Some would say that at the SAQ, wines are classified more by colour of the taste tags than by grape variety. Nevertheless, the sommeliers present and promote their suggestions by cépage, among other characteristics.
By reading the grape variety on the label of a bottle of wine, you can already anticipate certain flavours.
The way of carrying out the operations during the vinification, the yeast and the wood of the barrels certainly influence the final result, but it is undeniable that the fruit leaves its mark; Chardonnay gives us hope for pear, lemon, acacia, hazelnut, leather, etc. while the Gamay promises raspberry, blackcurrant and peony.
Although it has more in common with beer than with wine, saké is sometimes called “rice wine” and “Vin de riz” in French.
Reading the variety of the Sakamai (Saké rice) on the label of a saké bottle, can we forefeel flavours like with the cépages? Does the cultivar of Sakamai announce the taste of saké?
Even though a saké’s flavour is influenced by its brewing style, the polishing rate of the rice, the strain of yeast used—all of which are ultimately decided by the Toji, the variety of rice certainly affects the final product. But not as directly as a grape permeates the wine.
So why this particular focus on cultivars in the case of saké?
Saké is only a tiny portion of all that is drunk as alcohol in the world.
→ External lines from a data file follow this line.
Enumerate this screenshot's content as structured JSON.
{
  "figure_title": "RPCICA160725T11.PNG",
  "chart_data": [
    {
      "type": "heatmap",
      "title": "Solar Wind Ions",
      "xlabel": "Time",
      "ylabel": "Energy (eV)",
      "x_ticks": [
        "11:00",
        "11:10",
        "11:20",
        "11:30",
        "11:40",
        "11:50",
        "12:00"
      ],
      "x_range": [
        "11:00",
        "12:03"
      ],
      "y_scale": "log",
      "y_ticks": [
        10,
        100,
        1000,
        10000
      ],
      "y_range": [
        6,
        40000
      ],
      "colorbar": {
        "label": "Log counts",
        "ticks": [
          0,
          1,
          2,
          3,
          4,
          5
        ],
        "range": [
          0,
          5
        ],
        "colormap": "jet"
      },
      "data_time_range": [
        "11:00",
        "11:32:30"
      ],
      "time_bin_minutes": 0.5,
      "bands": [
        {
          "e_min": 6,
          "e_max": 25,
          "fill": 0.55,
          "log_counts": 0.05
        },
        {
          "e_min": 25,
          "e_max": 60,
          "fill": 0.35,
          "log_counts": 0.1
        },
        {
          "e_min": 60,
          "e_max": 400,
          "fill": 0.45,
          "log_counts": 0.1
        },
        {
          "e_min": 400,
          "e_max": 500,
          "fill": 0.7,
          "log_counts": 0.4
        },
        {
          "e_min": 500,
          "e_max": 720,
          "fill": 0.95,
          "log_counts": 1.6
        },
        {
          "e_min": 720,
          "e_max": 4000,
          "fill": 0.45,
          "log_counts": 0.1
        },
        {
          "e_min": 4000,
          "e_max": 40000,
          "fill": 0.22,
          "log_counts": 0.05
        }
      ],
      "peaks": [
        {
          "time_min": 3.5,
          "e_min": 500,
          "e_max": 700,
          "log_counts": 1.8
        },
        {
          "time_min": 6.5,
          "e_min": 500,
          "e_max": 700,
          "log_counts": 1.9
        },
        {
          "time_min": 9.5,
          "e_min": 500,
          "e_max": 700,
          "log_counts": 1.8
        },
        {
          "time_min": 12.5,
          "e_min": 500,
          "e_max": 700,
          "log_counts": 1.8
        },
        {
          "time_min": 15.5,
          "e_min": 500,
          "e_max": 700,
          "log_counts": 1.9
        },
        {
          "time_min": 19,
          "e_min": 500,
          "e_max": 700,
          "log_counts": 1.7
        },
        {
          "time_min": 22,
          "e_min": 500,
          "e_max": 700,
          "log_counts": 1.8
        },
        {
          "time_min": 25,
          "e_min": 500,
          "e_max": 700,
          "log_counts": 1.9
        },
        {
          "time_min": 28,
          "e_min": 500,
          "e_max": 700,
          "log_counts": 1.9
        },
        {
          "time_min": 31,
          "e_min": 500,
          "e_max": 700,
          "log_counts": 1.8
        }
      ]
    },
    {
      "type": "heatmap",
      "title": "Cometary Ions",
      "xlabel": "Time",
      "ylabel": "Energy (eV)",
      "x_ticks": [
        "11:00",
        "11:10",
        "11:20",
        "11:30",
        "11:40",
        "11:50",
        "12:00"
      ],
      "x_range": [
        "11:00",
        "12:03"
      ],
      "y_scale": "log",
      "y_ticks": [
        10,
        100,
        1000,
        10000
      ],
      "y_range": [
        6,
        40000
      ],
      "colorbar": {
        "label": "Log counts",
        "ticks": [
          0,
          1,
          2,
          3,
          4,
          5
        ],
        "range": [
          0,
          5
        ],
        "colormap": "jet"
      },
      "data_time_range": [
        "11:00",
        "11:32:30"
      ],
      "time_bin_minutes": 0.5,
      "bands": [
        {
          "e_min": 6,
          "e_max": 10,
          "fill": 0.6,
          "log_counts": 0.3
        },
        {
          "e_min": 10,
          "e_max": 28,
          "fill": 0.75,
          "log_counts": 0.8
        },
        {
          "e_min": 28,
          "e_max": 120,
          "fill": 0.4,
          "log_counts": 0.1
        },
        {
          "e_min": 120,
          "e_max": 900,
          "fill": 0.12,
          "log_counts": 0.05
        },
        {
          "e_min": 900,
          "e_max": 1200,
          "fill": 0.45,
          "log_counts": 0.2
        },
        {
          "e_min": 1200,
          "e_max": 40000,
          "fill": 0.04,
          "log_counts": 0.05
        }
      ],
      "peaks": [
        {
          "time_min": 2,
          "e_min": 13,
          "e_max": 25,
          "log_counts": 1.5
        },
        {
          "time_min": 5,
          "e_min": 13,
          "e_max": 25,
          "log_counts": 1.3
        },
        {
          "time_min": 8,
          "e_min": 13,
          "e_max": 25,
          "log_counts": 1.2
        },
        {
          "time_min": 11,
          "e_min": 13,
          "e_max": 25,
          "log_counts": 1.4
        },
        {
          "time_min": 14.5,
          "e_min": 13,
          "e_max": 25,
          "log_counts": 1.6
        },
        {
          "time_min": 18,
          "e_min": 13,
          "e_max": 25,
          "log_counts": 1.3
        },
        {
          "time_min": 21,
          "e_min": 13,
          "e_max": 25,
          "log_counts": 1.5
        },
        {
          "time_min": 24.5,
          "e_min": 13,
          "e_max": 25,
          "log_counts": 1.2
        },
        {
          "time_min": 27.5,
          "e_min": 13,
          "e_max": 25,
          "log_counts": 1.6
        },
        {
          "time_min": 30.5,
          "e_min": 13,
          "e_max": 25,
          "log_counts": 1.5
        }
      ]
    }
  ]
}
Even in Japan, since the sixties, its consumption has declined, precisely to the detriment of that of wine.
Wanting to stop giving up domestic market share and, above all, conquer overseas, saké brewers are making an effort to attract wine consumers.
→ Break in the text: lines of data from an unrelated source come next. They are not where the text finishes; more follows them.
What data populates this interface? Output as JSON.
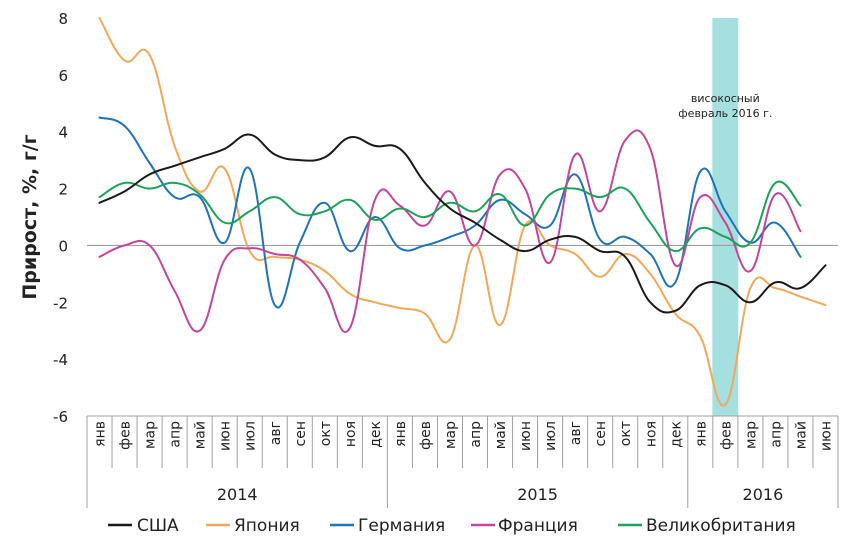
{
  "chart_data": {
    "type": "line",
    "ylabel": "Прирост, %, г/г",
    "ylim": [
      -6,
      8
    ],
    "yticks": [
      -6,
      -4,
      -2,
      0,
      2,
      4,
      6,
      8
    ],
    "grid": false,
    "legend_position": "bottom",
    "categories": [
      "янв",
      "фев",
      "мар",
      "апр",
      "май",
      "июн",
      "июл",
      "авг",
      "сен",
      "окт",
      "ноя",
      "дек",
      "янв",
      "фев",
      "мар",
      "апр",
      "май",
      "июн",
      "июл",
      "авг",
      "сен",
      "окт",
      "ноя",
      "дек",
      "янв",
      "фев",
      "мар",
      "апр",
      "май",
      "июн"
    ],
    "years": [
      {
        "label": "2014",
        "start": 0,
        "count": 12
      },
      {
        "label": "2015",
        "start": 12,
        "count": 12
      },
      {
        "label": "2016",
        "start": 24,
        "count": 6
      }
    ],
    "annotation": {
      "text_lines": [
        "високосный",
        "февраль 2016 г."
      ],
      "highlight_index": 25,
      "color": "#a6dfe0"
    },
    "series": [
      {
        "name": "США",
        "color": "#1a1a1a",
        "values": [
          1.5,
          1.9,
          2.5,
          2.8,
          3.1,
          3.4,
          3.9,
          3.2,
          3.0,
          3.1,
          3.8,
          3.5,
          3.4,
          2.2,
          1.3,
          0.8,
          0.2,
          -0.2,
          0.2,
          0.3,
          -0.2,
          -0.4,
          -2.0,
          -2.3,
          -1.4,
          -1.4,
          -2.0,
          -1.3,
          -1.5,
          -0.7
        ]
      },
      {
        "name": "Япония",
        "color": "#f0a95a",
        "values": [
          8.0,
          6.5,
          6.7,
          3.5,
          1.9,
          2.7,
          -0.2,
          -0.4,
          -0.5,
          -0.9,
          -1.7,
          -2.0,
          -2.2,
          -2.4,
          -3.3,
          0.0,
          -2.8,
          0.7,
          0.0,
          -0.3,
          -1.1,
          -0.3,
          -1.0,
          -2.4,
          -3.2,
          -5.6,
          -1.5,
          -1.5,
          -1.8,
          -2.1
        ]
      },
      {
        "name": "Германия",
        "color": "#1f73b7",
        "values": [
          4.5,
          4.2,
          2.9,
          1.7,
          1.7,
          0.1,
          2.7,
          -2.1,
          0.1,
          1.5,
          -0.2,
          1.0,
          -0.1,
          0.0,
          0.3,
          0.7,
          1.6,
          1.1,
          0.7,
          2.5,
          0.2,
          0.3,
          -0.3,
          -1.3,
          2.6,
          1.2,
          0.1,
          0.8,
          -0.4,
          null
        ]
      },
      {
        "name": "Франция",
        "color": "#c2469a",
        "values": [
          -0.4,
          0.0,
          0.0,
          -1.6,
          -3.0,
          -0.5,
          -0.1,
          -0.3,
          -0.5,
          -1.5,
          -2.9,
          1.6,
          1.4,
          0.7,
          1.9,
          0.0,
          2.5,
          2.0,
          -0.6,
          3.2,
          1.2,
          3.7,
          3.4,
          -0.7,
          1.7,
          0.8,
          -0.9,
          1.8,
          0.5,
          null
        ]
      },
      {
        "name": "Великобритания",
        "color": "#1ea15a",
        "values": [
          1.7,
          2.2,
          2.0,
          2.2,
          1.8,
          0.8,
          1.2,
          1.7,
          1.1,
          1.2,
          1.6,
          0.9,
          1.3,
          1.0,
          1.5,
          1.2,
          1.8,
          0.7,
          1.8,
          2.0,
          1.7,
          2.0,
          0.8,
          -0.2,
          0.6,
          0.3,
          0.1,
          2.2,
          1.4,
          null
        ]
      }
    ]
  }
}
From this effort, in addition to the nickname “rice wine,” products such as sparkling, sparkling and even rosé sakés were born; vintage or cask-aged sakés as well as bottles and labels that sometimes resemble those of wine.
Even Ginjo and Daiginjo, whose consumption is rather marginal in Japan, are highlighted in international competitions because they, with their fruity and floral aromas, are enough to seduce sommeliers and wine drinkers. Likewise, the Yamahai and Mizumoto processes imbue saké with an acidity that appeals more to Western palates than to Japanese.
The saké makers have rightly concluded that sommeliers (WSET and others) are the best ambassadors of saké, the most credible professionals, to convince a guest that there is no wine better than saké to pair Japanese dishes, of course, raw oysters and grilled fish, but also spinach soufflé, asparagus quiche, anchovy pizza or cheese platters.
Our sommeliers, by their training, might believe that the cultivar is important. And you will tell me that having eaten little or no rice, they are incapable of recognizing the subtle differences in taste between the various cultivars. I will tell you that it is the same with the grape varieties. How many of them have eaten Gamay, Sangiovese or Brunello straight from the vine? This does not prevent them from educating us about the character of the different wines and categorizing them more subtly than by tags colour.
This is why the Toji provide these professionals with the names of the cultivars, so that they can do as with wine, teach us, for each saké, where it comes from, the sakamai from which it is made, and tell us a story that evokes flavours and makes us salivate.